The remark made Mercer cautious. ‘I was going to say in search of anyone who had been with her when she died.'

‘No – it was Anna I went in search of. Anna. Of course, she no longer existed. I knew that. I knew she had died. I was kept isolated for a further twelve days until my own recovery was secured. I weighed almost three stones less then than I do now.'

Mercer deliberately did not lower his gaze over Jacob's wasted body and limbs.

‘Imagine that. A walk of fifty yards and I needed to sit down and rest for an hour. I went in search of Anna's ghost. I went in search of all the places she had ever been in the camp. I sought out the planks upon which she had slept, the chairs upon which she might have sat. I sought out the door handles her hands might have turned, the panes of glass through which she might have once looked. I searched for the plates from which she might have eaten, the cloths that might have bandaged her feet. I sought out all those others who had known her and who had been unable to keep their promise to me. I filled all the empty spaces she had left behind her. I walked upon her ground, I breathed her air.' He fell silent.
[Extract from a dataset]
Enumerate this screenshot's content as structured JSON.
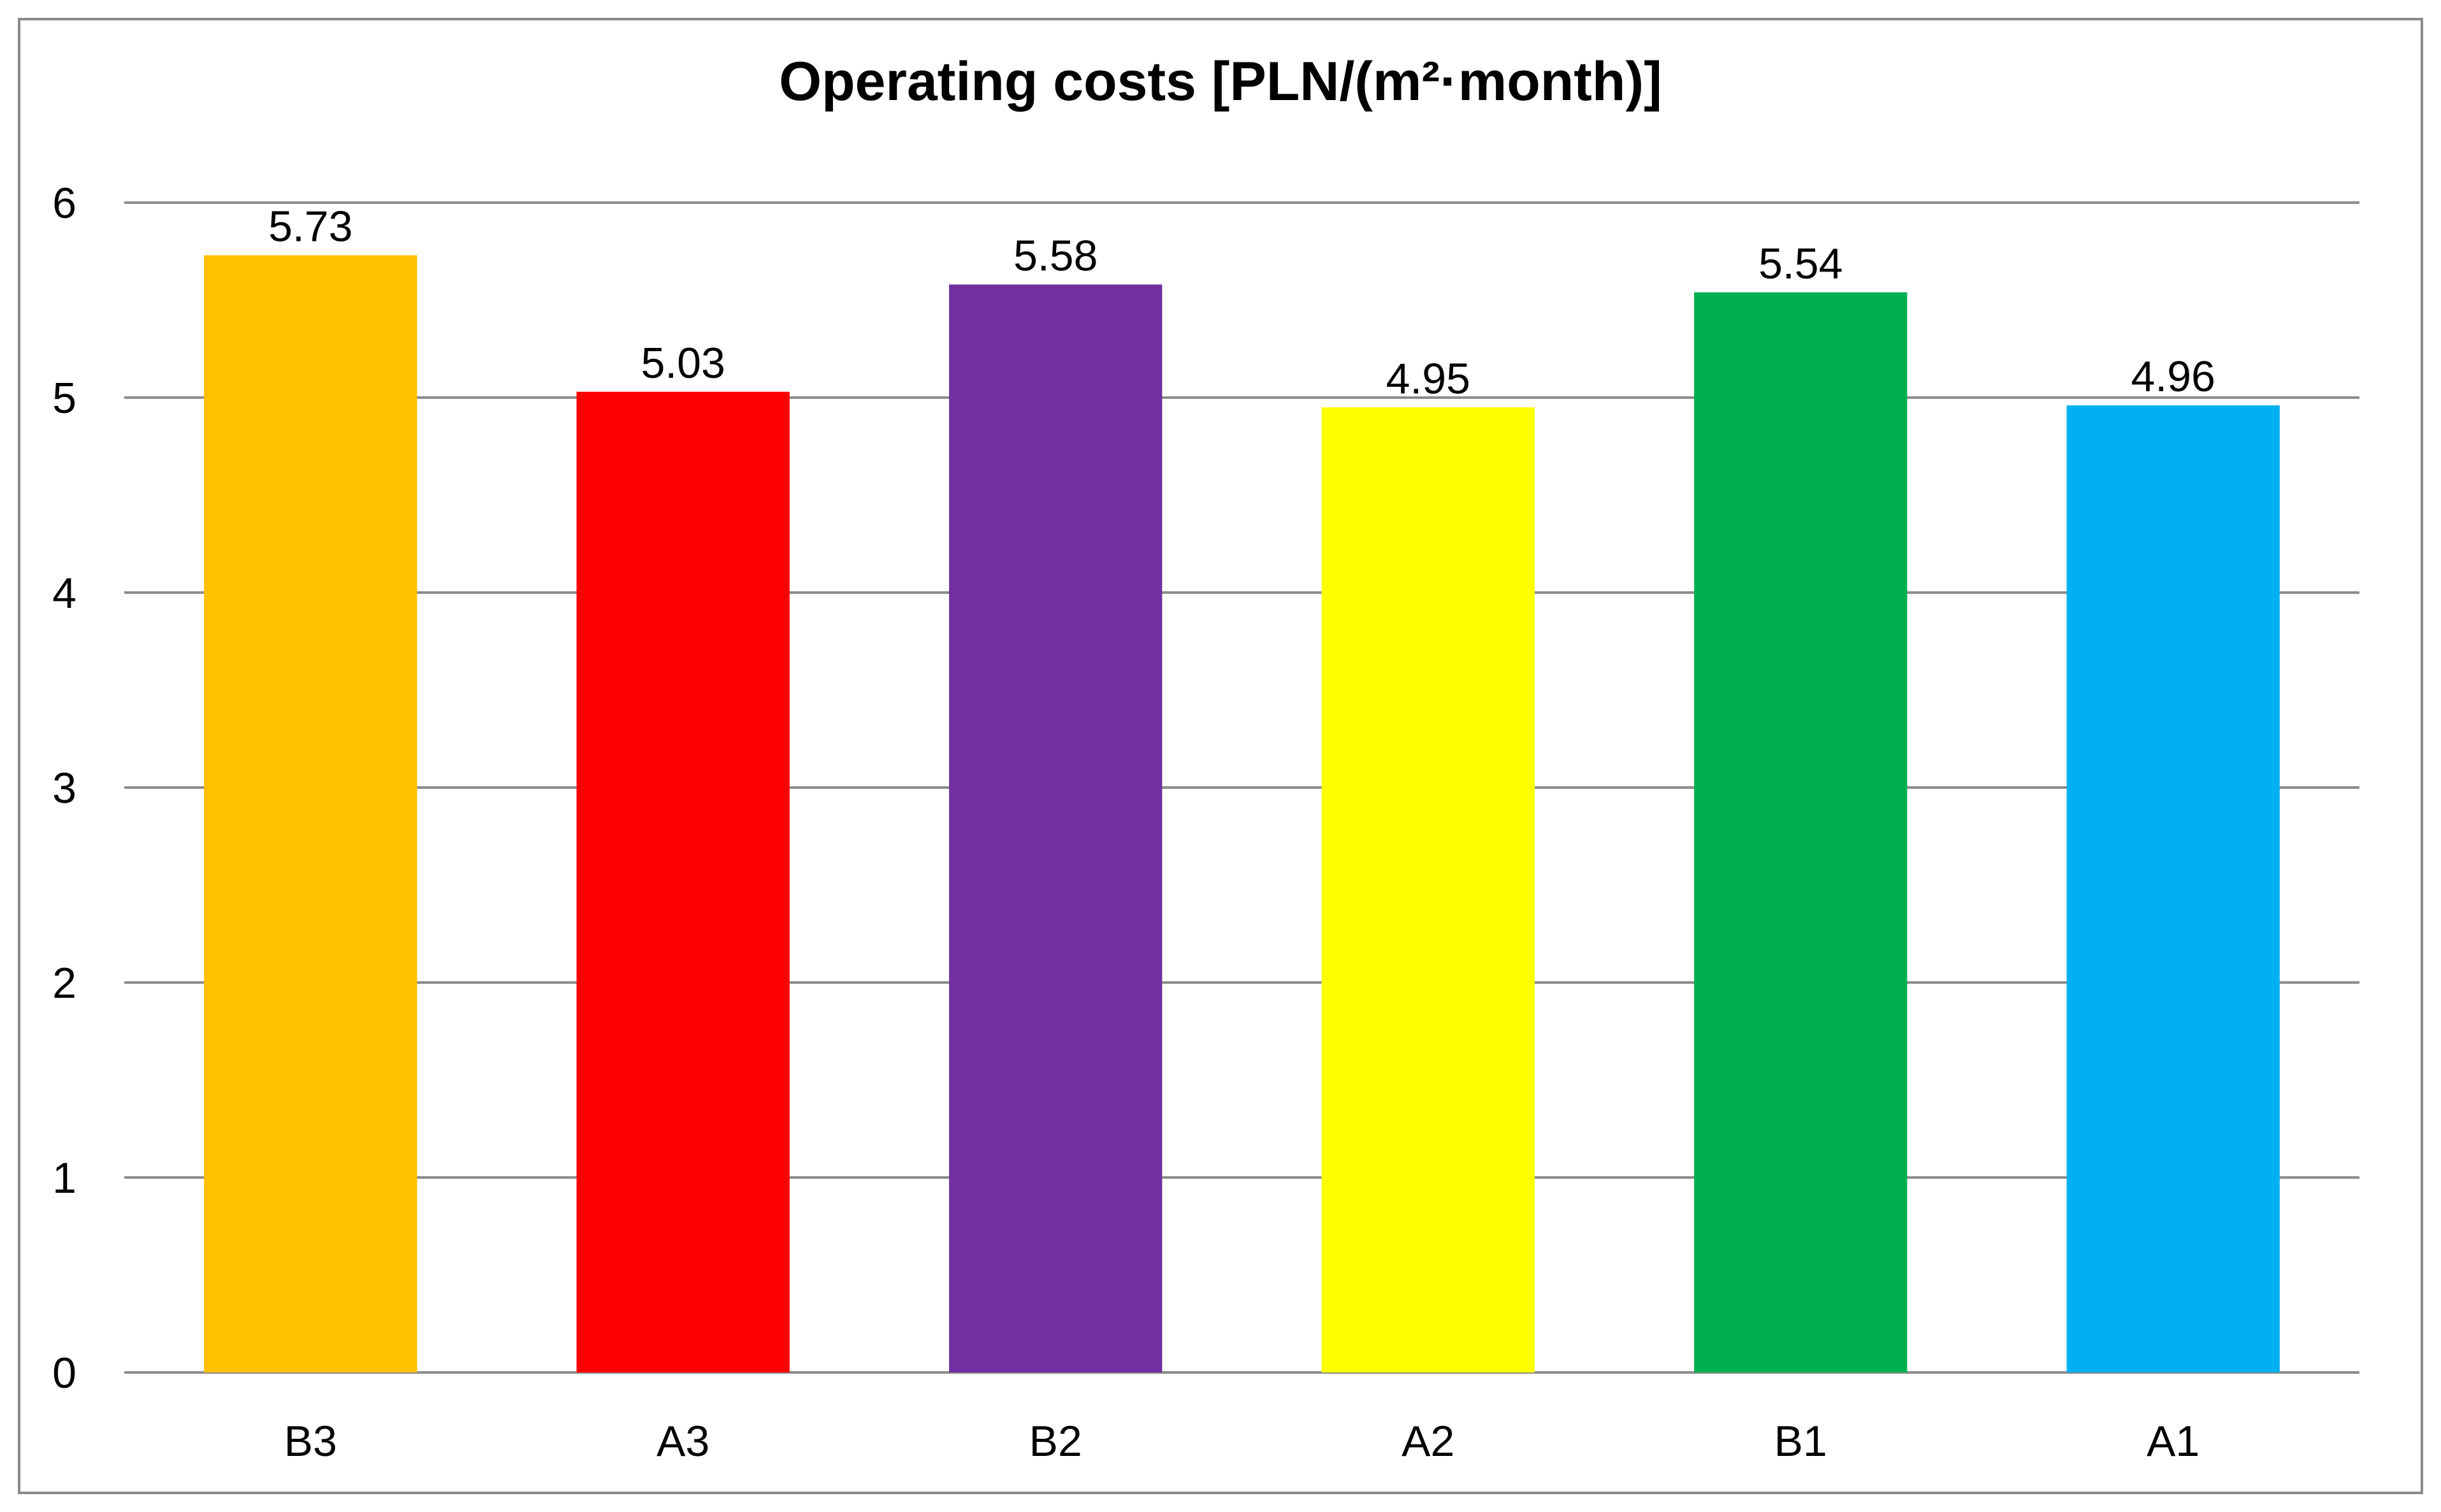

‘And was there much of her left to find?' Mercer said.

‘Plenty,' Jacob said proudly. ‘I found everything. Everything I searched for, I found. Only
she
was missing.'

Mercer remained wary of what Jacob was telling him, uncertain where these breathless revelations might lead.

But Jacob had finished talking, and he leaned back where he sat, his eyes closed, a look of contentment on his face. He wiped a hand across his wet mouth.

‘I'm pleased there was so much left for you to find,' Mercer said, expecting Jacob merely to nod his acknowledgement and for them both to know that this difficult conversation was at last over. But instead, Jacob sat forward until his head was close to his knees, where he held it in his hands, and began gently to convulse.

Mercer rose. ‘I'll leave you,' he said.

‘“Oh, my poor bloody boys”,' Jacob repeated, this time perfectly mimicking the man's accent, his fingers tightening and growing pale where they gripped his head.

36

Two days later a strong wind blew in from the sea and work on the site became impossible. Clouds of dust and sand enveloped the men and the machinery. Sand covered the road in a perfectly corrugated pattern – the pattern left behind by an ebbing tide; it collected in scalloped mounds against everything in its path. And as the wind rose, it started to rain, lightly at first, but then with a sudden ferocity that had the workers running for cover, and which quickly turned the whole site into a quagmire. A shallow skim of water lay over everything, through which only the mounds of rubble and the supply stacks now rose. This heavy rain lasted several hours, and by the time it slackened and the wind finally dropped, it was too late to resume work.